Leveraging Unified Sequence-Structure Representations for Enhanced Protein Stability Prediction

Journal: bioRxiv
Published Date:

Abstract

Protein thermal stability, quantified by the change in Gibbs free energy ({Delta}{Delta}G) upon mutation, is critical for drug design and enzyme engineering. Current multi-modal deep learning models, despite integrating sequence, often struggle with indirect information fusion and incomplete capture of sequence-structure interactions. We introduce ProStab-Former, addressing these limitations by establishing a unified sequence-structure representation space for protein stability prediction. It leverages a frozen, multi-modal protein foundation encoder for residue-level feature extraction. Fine-tuned modules include Stability-Aware Attention Layers (SAAL) with structural prior bias and mutation-aware gating, and an Epistatic Interaction Module for multi-point mutation prediction. The model achieves superior or competitive performance, surpassing a state-of-the-art baseline.
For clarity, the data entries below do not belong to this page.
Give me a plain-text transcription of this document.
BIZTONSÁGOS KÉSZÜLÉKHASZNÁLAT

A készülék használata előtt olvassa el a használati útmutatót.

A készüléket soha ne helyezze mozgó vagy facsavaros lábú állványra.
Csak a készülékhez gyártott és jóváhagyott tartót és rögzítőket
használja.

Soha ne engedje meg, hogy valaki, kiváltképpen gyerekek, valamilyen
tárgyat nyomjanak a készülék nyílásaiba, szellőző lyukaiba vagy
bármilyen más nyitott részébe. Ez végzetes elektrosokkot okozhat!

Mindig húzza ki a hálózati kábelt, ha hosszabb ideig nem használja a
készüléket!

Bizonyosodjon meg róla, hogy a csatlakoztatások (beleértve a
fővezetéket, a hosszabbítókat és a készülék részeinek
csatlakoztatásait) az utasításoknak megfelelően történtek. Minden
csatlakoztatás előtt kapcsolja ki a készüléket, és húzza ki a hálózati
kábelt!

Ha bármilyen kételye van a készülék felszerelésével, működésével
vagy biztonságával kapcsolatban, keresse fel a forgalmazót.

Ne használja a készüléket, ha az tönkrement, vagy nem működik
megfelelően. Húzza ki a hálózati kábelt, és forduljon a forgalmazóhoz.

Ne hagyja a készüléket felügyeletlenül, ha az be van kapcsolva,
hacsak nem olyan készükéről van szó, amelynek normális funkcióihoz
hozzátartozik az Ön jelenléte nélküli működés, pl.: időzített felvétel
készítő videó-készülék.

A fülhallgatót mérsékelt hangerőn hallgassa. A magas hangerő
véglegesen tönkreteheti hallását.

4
Ablation confirms SAALs critical role; strong generalization is shown across tasks including melting temperature prediction and pathogenic mutation classification. Its exceptional efficiency, predicting numerous single-point mutations in a single pass, positions it as a practical tool for high-throughput protein engineering and variant effect analysis.

Authors

  • Ahmed
  • Y.; Mahmoud
  • K.; Salah
  • O.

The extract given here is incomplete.